Ja wczoraj plewiłam między ziemniakami, ale po 2 godzinach mi przeszło. Gorąco, parno, mrówki łażą po nogach… 🙄
Przy wąchaniu róży pszczoła o mało nie użądliła mnie w nos… 🙁
Plewienie jest gorsze niż prasowanie, odkurzanie i zmywanie razem wzięte 🙄 Dobrze, że jest w rodzinie amator tego zajęcia.
OK, kołki w zęby i do roboty. Idę sadzić brukselkę w miejsce zamordowanej przez pędraki sałaty. Kapustnych jakoś nie ruszają.

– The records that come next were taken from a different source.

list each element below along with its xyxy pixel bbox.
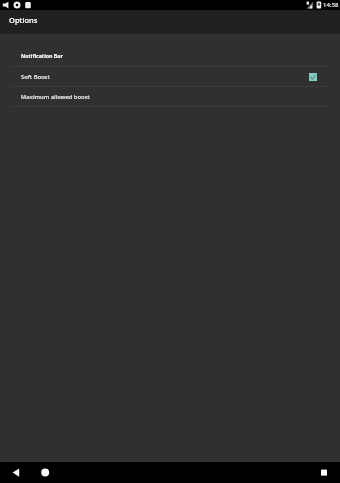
staticText: Notification Bar <box>21 52 63 59</box>
staticText: Options <box>9 15 38 25</box>
button[interactable]: Notification Bar <box>0 34 340 67</box>
button[interactable]: Recent apps <box>312 462 340 483</box>
staticText: Maximum allowed boost <box>21 93 90 101</box>
staticText: 14:58 <box>323 1 339 9</box>
button[interactable]: Back <box>0 462 29 483</box>
button[interactable]: Home <box>29 462 61 483</box>
button[interactable]: Soft Boost <box>0 67 340 87</box>
staticText: Soft Boost <box>21 73 50 81</box>
button[interactable]: Maximum allowed boost <box>0 87 340 107</box>
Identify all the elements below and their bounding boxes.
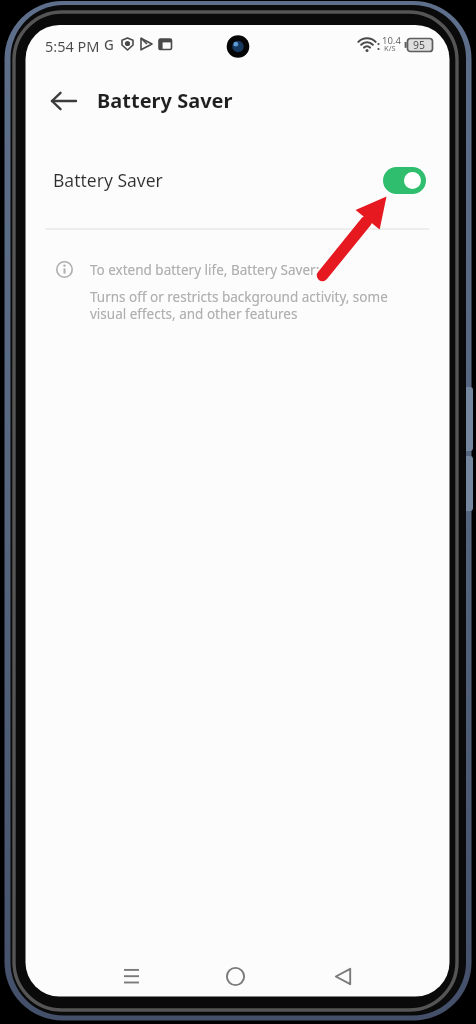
button[interactable] bbox=[320, 958, 366, 994]
staticText: Battery Saver bbox=[53, 168, 163, 192]
staticText: To extend battery life, Battery Saver: bbox=[90, 261, 320, 279]
button[interactable] bbox=[42, 84, 86, 118]
button[interactable] bbox=[212, 958, 258, 994]
button[interactable] bbox=[108, 958, 154, 994]
staticText: Turns off or restricts background activi… bbox=[90, 288, 388, 323]
button[interactable]: Battery Saver bbox=[25, 155, 449, 205]
staticText: K/S bbox=[384, 43, 396, 53]
staticText: 5:54 PM bbox=[45, 36, 100, 56]
staticText: G bbox=[104, 36, 114, 54]
button[interactable] bbox=[383, 167, 426, 194]
staticText: 95 bbox=[413, 38, 426, 52]
staticText: 10.4 bbox=[382, 34, 401, 47]
staticText: Battery Saver bbox=[97, 87, 233, 114]
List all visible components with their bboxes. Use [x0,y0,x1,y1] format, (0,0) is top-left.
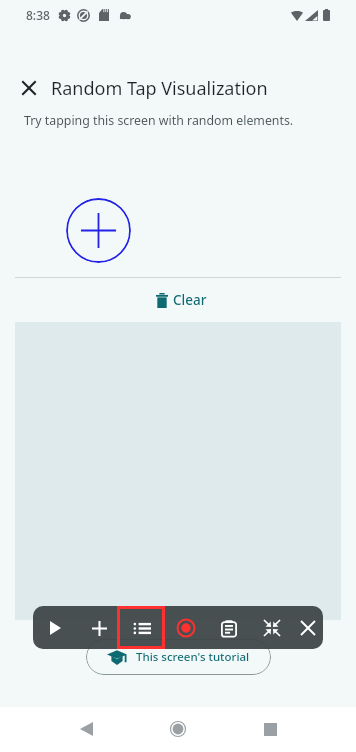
button[interactable]: Clear [150,288,213,312]
button[interactable]: Record [172,614,200,642]
button[interactable]: List [117,606,165,649]
staticText: Random Tap Visualization [51,76,268,101]
staticText: 8:38 [26,7,50,23]
button[interactable]: Collapse [258,614,286,642]
button[interactable]: Back [64,707,108,751]
button[interactable]: Add element [66,198,131,263]
button[interactable]: Add [85,614,113,642]
staticText: Try tapping this screen with random elem… [24,112,294,129]
button[interactable]: Close [17,76,41,100]
staticText: This screen's tutorial [136,649,250,665]
staticText: Clear [173,291,207,309]
button[interactable]: List view [128,614,156,642]
button[interactable]: Close [294,614,322,642]
button[interactable]: Recents [248,707,292,751]
button[interactable]: Clipboard [215,614,243,642]
button[interactable]: This screen's tutorial [86,639,271,675]
button[interactable]: Home [156,707,200,751]
button[interactable]: Play [41,614,69,642]
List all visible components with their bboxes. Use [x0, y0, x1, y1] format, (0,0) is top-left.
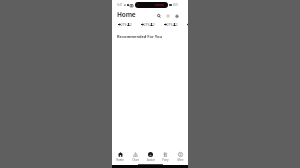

Z tymi odpadami to jak u nas. Osobno: w zielonym wszelakie ogrodowe, w żółtym plastiki, papier, puszki, w czerwonym generalne śmieci.
Kosze żółte i zielone wywożone raz na dwa tygodnie (zamiennie), czerwony co tydzień.
Teraz to jeszcze jako tako – ziemia wilgotna, gorzej latem gdy ziemia zamienia się w skorupę.
Zgadzam się, że plewienie jest gorsze 🙂 zwłaszcza w upale.
Zastanawiam się dlaczego repliki przedwojennych, zniszczonych pomników są brzydsze od oryginału. Ten poznański, przedwojenny też nie był piękny (delikatnie powiedziane 😀 ), ale obecny to…
Mam nadzieję, że jednak nie stanie przy Malcie ani w centrum.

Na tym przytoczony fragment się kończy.